※画像はイメージです。kamakura1303–1333
北条高時
Hojo Takatoki
鎌倉幕府第14代執権(最後の執権)
解説
北条高時(ほうじょうたかとき、乾元2年〈1303年〉〜元弘3年/正慶2年5月22日〈1333年7月4日〉)は、鎌倉幕府第14代執権。北条宗宣の子とも北条貞時の子ともされるが、史料上は貞時の子として確立している。鎌倉幕府最後の執権として、幕府滅亡とともに生涯を終えた人物である。
執権政治と内憂
正和2年(1313年)に元服し、文保2年(1318年)に第14代執権に就任した。
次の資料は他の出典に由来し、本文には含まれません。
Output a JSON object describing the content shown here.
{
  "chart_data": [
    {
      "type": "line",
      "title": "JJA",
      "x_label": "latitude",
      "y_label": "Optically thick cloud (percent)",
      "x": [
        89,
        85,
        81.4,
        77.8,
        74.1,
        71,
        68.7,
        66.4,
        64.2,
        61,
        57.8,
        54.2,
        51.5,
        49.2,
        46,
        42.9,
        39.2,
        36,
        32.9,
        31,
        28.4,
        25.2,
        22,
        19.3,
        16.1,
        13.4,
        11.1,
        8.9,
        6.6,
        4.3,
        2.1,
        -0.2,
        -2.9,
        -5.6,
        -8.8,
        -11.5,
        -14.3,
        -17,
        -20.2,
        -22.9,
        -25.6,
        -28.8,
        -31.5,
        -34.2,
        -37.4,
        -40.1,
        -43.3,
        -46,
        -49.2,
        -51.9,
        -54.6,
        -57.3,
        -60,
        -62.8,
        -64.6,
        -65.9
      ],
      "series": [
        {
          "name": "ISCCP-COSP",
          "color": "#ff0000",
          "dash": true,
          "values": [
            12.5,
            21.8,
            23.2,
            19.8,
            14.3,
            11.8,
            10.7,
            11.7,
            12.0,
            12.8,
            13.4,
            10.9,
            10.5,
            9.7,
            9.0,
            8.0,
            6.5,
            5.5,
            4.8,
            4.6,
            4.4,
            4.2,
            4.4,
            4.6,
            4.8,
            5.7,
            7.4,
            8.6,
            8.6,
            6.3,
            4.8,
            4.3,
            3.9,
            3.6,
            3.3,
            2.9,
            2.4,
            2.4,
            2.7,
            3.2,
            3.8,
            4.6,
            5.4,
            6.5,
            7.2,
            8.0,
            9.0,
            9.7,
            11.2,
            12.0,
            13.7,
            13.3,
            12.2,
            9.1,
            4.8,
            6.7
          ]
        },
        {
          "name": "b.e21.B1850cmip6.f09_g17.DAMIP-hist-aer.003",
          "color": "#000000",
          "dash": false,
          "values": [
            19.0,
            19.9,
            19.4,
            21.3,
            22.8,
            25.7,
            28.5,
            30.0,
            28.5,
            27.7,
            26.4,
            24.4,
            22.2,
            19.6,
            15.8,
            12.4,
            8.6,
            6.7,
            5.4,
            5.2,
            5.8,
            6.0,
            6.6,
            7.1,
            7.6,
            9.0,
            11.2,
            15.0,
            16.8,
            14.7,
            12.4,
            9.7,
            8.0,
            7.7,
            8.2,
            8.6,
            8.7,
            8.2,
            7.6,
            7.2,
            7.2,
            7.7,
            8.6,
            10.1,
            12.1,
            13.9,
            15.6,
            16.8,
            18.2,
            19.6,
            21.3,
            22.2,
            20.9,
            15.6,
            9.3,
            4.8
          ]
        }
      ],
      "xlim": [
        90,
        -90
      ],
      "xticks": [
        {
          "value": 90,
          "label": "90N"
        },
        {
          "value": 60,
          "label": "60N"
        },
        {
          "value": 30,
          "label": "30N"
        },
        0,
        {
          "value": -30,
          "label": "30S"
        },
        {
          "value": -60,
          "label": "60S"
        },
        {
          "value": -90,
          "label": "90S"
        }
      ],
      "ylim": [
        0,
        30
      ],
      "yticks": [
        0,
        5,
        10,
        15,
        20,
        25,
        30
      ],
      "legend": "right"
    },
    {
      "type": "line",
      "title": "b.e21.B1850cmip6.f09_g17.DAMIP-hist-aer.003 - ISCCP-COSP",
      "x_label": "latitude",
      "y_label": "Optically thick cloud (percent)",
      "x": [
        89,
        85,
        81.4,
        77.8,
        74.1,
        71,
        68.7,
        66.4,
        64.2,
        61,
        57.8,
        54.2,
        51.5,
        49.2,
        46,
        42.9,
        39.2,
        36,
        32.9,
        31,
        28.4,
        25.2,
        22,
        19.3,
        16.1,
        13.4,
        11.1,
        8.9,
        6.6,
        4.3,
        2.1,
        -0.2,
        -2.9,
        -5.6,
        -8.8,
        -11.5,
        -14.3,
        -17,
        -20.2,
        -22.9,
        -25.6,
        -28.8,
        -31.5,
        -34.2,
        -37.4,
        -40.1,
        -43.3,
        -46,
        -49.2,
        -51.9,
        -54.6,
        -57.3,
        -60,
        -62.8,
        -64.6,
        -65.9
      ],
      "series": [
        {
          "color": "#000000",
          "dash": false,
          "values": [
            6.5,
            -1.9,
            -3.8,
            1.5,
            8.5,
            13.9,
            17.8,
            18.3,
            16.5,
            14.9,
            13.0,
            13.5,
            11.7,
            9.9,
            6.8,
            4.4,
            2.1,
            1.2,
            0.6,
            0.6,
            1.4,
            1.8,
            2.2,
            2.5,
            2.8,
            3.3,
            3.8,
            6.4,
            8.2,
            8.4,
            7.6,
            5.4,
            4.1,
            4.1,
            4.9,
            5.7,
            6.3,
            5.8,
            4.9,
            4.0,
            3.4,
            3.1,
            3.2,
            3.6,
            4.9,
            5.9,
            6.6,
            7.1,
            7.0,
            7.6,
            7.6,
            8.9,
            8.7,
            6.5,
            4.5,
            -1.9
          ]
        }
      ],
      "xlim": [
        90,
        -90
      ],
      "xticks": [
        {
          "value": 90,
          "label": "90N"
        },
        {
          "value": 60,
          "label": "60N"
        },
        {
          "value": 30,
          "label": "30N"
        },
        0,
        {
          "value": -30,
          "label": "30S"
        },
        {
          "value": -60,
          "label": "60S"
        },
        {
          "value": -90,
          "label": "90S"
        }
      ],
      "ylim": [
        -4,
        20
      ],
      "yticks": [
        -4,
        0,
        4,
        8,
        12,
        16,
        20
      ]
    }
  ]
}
しかし病弱であったとされ、政務は実質的に安達時顕や長崎高資ら権臣が担った。高時自身は闘犬を溺愛したことで知られ(「闘犬狂」と記録される)、田楽に興じるなど享楽的な側面が後代に強調されてきた。ただしこれらの記録の多くは後世の軍記物語(太平記)に基づいており、その信憑性については留保が必要である。
幕府の滅亡
元弘の乱(1331〜1333年)で後醍醐天皇が倒幕を企てると、幕府は六波羅探題を通じて対処した。しかし新田義貞が元弘3年(1333年)5月に鎌倉へ攻め込み、幕府軍は連敗を喫した。5月22日、高時は一族・郎党870余名とともに東勝寺(鎌倉市)で自害した。享年31歳。これをもって北条氏の執権政治と鎌倉幕府は完全に終焉を迎えた。
後世の評価
太平記では暗君として描かれることが多いが、近年の研究では内外の政治的圧力の中で苦境に立たされた人物という見方も強まっている。東勝寺での集団自害は「北条一族の最期」として日本史上の悲劇的場面の一つに数えられる。